Fractional Decimal to Single Precision FP

To convert a fractional number into single precision floating point representation, we need to follow these steps:

  1. Convert the fractional number to binary form
  2. Determine the sign bit based on the sign of the number (0 for positive, 1 for negative)
  3. Determine the exponent by counting the number of bits required to represent the integer part of the binary number, adding the bias (127 for single precision), and representing the exponent in excess-127 notation
  4. Normalize the binary number by shifting the radix point to the right until there is only one bit to the left of the decimal point
  5. Drop the leading 1 bit and store the remaining 23 bits as the mantissa
  6. Combine the sign bit, exponent, and mantissa to form the single precision floating point number

Let's take an example to illustrate this process. Suppose we want to convert the fractional number -13.375 to single precision floating point representation.

  1. Convert -13.375 to binary form: -1101.011
  2. Determine the sign bit: 1 (since the number is negative)
  3. Determine the exponent: The integer part of the binary number is 1101, which requires 4 bits to represent. Adding the bias of 127 gives an exponent of 131. In excess-127 notation, the exponent is 131 - 127 = 4, which can be represented as 00000100.
  4. Normalize the binary number: Shifting the radix point to the right gives 1.101011 x 2^3.
  5. Drop the leading 1 bit and store the remaining 23 bits as the mantissa: 10101100000000000000000.
  6. Combine the sign bit, exponent, and mantissa to form the single precision floating point number: 1 00000100 10101100000000000000000.

Therefore, the single precision floating point representation of -13.375 is 1 00000100 10101100000000000000000.

Double Precision Representation

Double precision is a method of representing floating-point numbers using 64 bits instead of the 32 bits used in single precision. It provides greater precision and range than single precision. In double precision, the 64 bits are divided into three fields: a sign bit, an exponent field, and a mantissa field. The exponent field is 11 bits long and the mantissa field is 52 bits long. The sign bit is 1 bit long and indicates whether the number is positive or negative.

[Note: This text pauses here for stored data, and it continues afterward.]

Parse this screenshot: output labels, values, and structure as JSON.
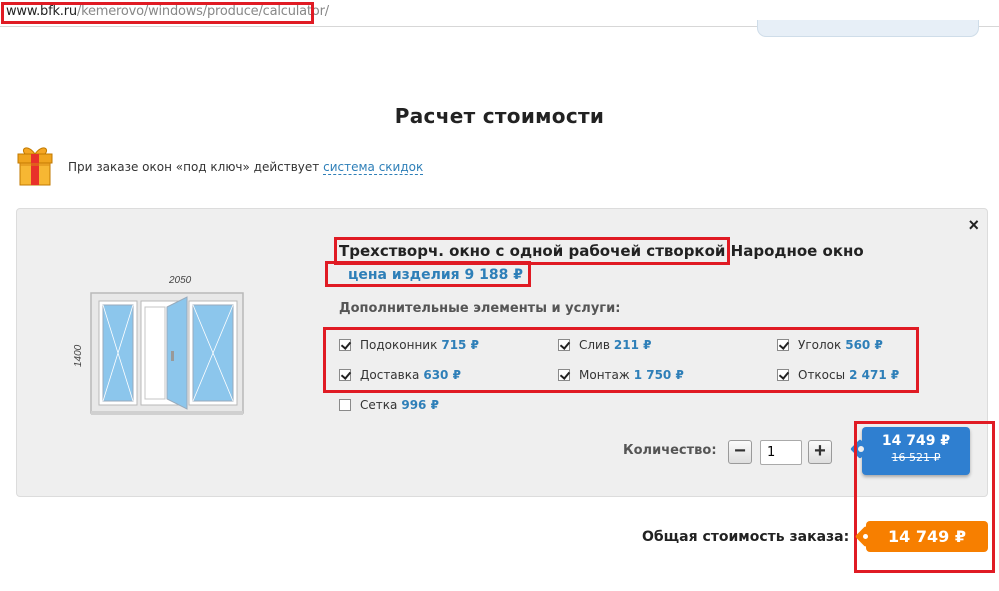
{
  "url": {
    "host": "www.bfk.ru",
    "path": "/kemerovo/windows/produce/calculator/"
  },
  "page": {
    "title": "Расчет стоимости"
  },
  "discount": {
    "text": "При заказе окон «под ключ» действует",
    "link": "система скидок"
  },
  "product": {
    "name_highlight": "Трехстворч. окно с одной рабочей створкой",
    "name_rest": " Народное окно",
    "price_line": "цена изделия 9 188 ₽",
    "image": {
      "width_label": "2050",
      "height_label": "1400"
    }
  },
  "extras": {
    "label": "Дополнительные элементы и услуги:",
    "items": [
      {
        "name": "Подоконник",
        "price": "715 ₽",
        "checked": true
      },
      {
        "name": "Слив",
        "price": "211 ₽",
        "checked": true
      },
      {
        "name": "Уголок",
        "price": "560 ₽",
        "checked": true
      },
      {
        "name": "Доставка",
        "price": "630 ₽",
        "checked": true
      },
      {
        "name": "Монтаж",
        "price": "1 750 ₽",
        "checked": true
      },
      {
        "name": "Откосы",
        "price": "2 471 ₽",
        "checked": true
      },
      {
        "name": "Сетка",
        "price": "996 ₽",
        "checked": false
      }
    ]
  },
  "quantity": {
    "label": "Количество:",
    "value": "1",
    "minus": "−",
    "plus": "+"
  },
  "item_price": {
    "new": "14 749 ₽",
    "old": "16 521 ₽"
  },
  "total": {
    "label": "Общая стоимость заказа:",
    "value": "14 749 ₽"
  },
  "close_symbol": "×",
  "colors": {
    "accent_blue": "#2f7fd0",
    "link_blue": "#2e7fb8",
    "orange": "#f77f00",
    "annotation_red": "#e01b24"
  }
}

Double precision is commonly used in scientific computing, engineering, and other fields where high precision is required. It allows for much larger numbers and much greater precision than single precision. However, it also requires more memory and processing power, which can make it less efficient in some applications.

Here is an example of a double precision representation of the number 1234.5678:

1 10000000010 0010011110101110000101000111101011100001010001111010

In this representation, the sign bit is 0 (positive), the exponent field is 10000000010 (which represents an exponent of 2^2 = 4), and the mantissa field is 0010011110101110000101000111101011100001010001111010 (which represents the fractional part of the number).